Le législateur français a-t-il envie de faire pâlir d’envie le FBI américain ? Outre-Atlantique, la mémorable institution doit s’appuyer sur une loi un peu vague vieille de deux siècles pour forcer Apple à l'aider à débloquer les données contenues dans le smartphone d'un terroriste mort. En France, un nouveau projet de loi prévoit une amende de 350 000 euros et cinq ans d’emprisonnement en cas de refus de remettre des informations cryptées dans des affaires de terrorisme.

Les députés ont déjà adopté en première lecture les mesures de ce projet de loi relatif au « renforcement de la lutte contre la criminalité organisée et le terrorisme, et à leur financement », la semaine dernière à l'Assemblée nationale. Mais cela ne signifie pas que le projet ira à son terme en l’état : le Sénat français, qui s’est maintenant emparé du texte, peut l’amender, et même le rejeter avant qu'il ne retourne à l'Assemblée pour un second vote. Si le texte fait son chemin, certains éléments de la loi peuvent encore être contestés par la Cour constitutionnelle avant qu’il ne soit soumis à l’approbation du Président de la République et publié au Journal officiel, l'équivalent de l’US Federal Register.

Les développeurs de systèmes de chiffrement également visés

Dans les 73 pages du projet de loi, on trouve une série de mesures visant à contraindre les propriétaires, les exploitants ou les concepteurs de systèmes informatiques d’aider la police dans leurs enquêtes. L’Article 4, section 5, amendement tardif au projet de loi, ajoute une peine d’emprisonnement de cinq ans à l’organisme privé qui refuserait l’accès à des données protégées par un système de cryptage qu'il a développé à la demande des autorités judiciaires enquêtant sur des affaires de terrorisme. Il n'y a pas exception et la mesure s’applique aussi aux entreprises qui développent des systèmes de cryptage pour lesquelles elles ne détiennent pas les clés.

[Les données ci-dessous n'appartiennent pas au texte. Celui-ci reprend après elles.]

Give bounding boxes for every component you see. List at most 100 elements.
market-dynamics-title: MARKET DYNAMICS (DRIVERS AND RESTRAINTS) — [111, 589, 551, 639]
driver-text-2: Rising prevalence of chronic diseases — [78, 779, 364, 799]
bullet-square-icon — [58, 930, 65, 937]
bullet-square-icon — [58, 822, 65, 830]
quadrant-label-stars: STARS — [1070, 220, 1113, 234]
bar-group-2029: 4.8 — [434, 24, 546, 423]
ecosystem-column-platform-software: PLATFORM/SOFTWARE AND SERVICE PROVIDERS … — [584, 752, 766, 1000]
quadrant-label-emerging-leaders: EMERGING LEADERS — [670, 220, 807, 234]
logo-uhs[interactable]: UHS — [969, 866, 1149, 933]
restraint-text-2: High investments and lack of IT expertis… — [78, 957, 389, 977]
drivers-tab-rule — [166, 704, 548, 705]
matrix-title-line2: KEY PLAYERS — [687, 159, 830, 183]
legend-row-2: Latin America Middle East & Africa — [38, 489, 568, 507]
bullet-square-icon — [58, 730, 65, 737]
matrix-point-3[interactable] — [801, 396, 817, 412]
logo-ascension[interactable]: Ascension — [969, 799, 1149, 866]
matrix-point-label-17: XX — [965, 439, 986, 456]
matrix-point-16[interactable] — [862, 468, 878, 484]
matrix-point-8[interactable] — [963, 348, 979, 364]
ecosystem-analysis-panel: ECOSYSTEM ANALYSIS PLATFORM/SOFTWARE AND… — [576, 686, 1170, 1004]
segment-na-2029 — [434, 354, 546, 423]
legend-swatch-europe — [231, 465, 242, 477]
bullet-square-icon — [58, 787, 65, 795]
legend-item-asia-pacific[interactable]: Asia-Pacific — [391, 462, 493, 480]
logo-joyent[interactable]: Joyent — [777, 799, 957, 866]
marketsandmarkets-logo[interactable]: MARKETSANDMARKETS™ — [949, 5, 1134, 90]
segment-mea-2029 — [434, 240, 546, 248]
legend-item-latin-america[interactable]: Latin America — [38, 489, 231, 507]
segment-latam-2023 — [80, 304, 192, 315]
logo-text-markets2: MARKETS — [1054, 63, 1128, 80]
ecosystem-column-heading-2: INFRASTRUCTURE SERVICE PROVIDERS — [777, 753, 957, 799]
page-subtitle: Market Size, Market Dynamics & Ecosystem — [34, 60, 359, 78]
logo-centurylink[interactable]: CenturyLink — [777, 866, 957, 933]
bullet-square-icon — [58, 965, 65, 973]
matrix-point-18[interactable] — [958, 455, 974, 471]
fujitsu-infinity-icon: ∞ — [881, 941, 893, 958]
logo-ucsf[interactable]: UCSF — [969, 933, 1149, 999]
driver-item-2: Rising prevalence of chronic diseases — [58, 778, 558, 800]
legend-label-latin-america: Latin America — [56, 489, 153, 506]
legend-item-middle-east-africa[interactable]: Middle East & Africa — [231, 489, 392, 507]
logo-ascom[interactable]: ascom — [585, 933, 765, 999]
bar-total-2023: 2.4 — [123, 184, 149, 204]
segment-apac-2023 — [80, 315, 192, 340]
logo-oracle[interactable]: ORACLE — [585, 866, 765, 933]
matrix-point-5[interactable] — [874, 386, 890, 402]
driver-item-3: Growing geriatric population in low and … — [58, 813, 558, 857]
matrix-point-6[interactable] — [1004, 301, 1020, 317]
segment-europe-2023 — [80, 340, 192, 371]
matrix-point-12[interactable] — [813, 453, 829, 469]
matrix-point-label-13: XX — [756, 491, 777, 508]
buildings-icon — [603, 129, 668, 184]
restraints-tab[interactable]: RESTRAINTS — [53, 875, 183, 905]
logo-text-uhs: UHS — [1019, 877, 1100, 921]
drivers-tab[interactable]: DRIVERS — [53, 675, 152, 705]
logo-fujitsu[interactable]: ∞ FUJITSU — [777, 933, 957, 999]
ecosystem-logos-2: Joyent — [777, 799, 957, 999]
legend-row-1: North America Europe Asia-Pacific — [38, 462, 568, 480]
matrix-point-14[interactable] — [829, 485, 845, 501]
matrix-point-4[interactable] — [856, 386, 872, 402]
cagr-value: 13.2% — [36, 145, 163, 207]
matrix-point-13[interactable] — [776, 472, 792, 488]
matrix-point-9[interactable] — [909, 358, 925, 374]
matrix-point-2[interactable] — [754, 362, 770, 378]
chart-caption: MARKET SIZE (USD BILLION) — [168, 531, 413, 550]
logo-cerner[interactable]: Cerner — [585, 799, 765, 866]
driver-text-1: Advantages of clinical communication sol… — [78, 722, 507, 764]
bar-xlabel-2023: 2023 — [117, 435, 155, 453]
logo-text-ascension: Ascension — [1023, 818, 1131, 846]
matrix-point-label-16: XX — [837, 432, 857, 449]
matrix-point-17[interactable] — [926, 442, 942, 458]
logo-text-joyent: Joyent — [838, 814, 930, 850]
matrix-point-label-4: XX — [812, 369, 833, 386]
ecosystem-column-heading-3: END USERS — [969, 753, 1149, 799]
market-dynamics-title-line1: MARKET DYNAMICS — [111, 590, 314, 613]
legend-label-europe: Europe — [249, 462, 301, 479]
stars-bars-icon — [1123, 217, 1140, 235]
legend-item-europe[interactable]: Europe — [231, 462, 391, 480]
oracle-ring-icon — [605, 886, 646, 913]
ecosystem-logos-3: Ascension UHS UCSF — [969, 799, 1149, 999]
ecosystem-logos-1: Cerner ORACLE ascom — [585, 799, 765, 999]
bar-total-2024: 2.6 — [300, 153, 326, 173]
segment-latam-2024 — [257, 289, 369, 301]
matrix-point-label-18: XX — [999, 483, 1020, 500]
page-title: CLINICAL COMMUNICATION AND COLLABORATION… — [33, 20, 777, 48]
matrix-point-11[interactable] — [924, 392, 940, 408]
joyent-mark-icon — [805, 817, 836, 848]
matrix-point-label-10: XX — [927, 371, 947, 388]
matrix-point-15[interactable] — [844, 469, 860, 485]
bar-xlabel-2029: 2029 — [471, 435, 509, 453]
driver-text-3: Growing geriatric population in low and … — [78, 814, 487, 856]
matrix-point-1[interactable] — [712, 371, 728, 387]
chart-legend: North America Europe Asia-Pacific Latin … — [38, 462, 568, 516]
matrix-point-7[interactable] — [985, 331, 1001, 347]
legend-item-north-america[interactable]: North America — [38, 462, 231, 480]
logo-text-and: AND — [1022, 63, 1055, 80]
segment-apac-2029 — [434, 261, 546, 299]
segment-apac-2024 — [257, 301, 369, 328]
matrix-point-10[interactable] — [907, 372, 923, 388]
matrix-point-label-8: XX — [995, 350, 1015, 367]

Mais, cela aurait pu être pire : la semaine dernière, les députés ont rejeté un amendement imposant une amende de 2 millions d’euros et l’interdiction d’exercer son activité pendant deux ans aux fabricants de téléphones, aux opérateurs réseaux et aux fournisseurs de services Internet qui refuseraient de remettre les informations pouvant contribuer à résoudre une affaire de terrorisme. L'article 5 étend également des mesures introduites en 2004 qui exigent que les entreprises détenant des informations pertinentes pour les besoins d’une enquête, ou les opérateurs de télécommunications transportant l'information les remettent aux autorités porteuses d’un mandat judiciaire. En cas de refus de se conformer à cette demande, le projet de loi propose de porter la peine maximale à deux ans de prison, et de faire passer l’amende de 3750 à 15 000 euros.

Des douaniers incognito sur le web

Par contre, la France fait un rattrapage législatif dans les enquêtes sur les infractions menées dans la partie sombre du Net. Les députés veulent autoriser les fonctionnaires des douanes à travailler en ligne sous des identités secrètes afin d’infiltrer ces sites, comme l’a fait le FBI pour mener son enquête et faire tomber le site spécialisé dans la vente de drogue Silk Road.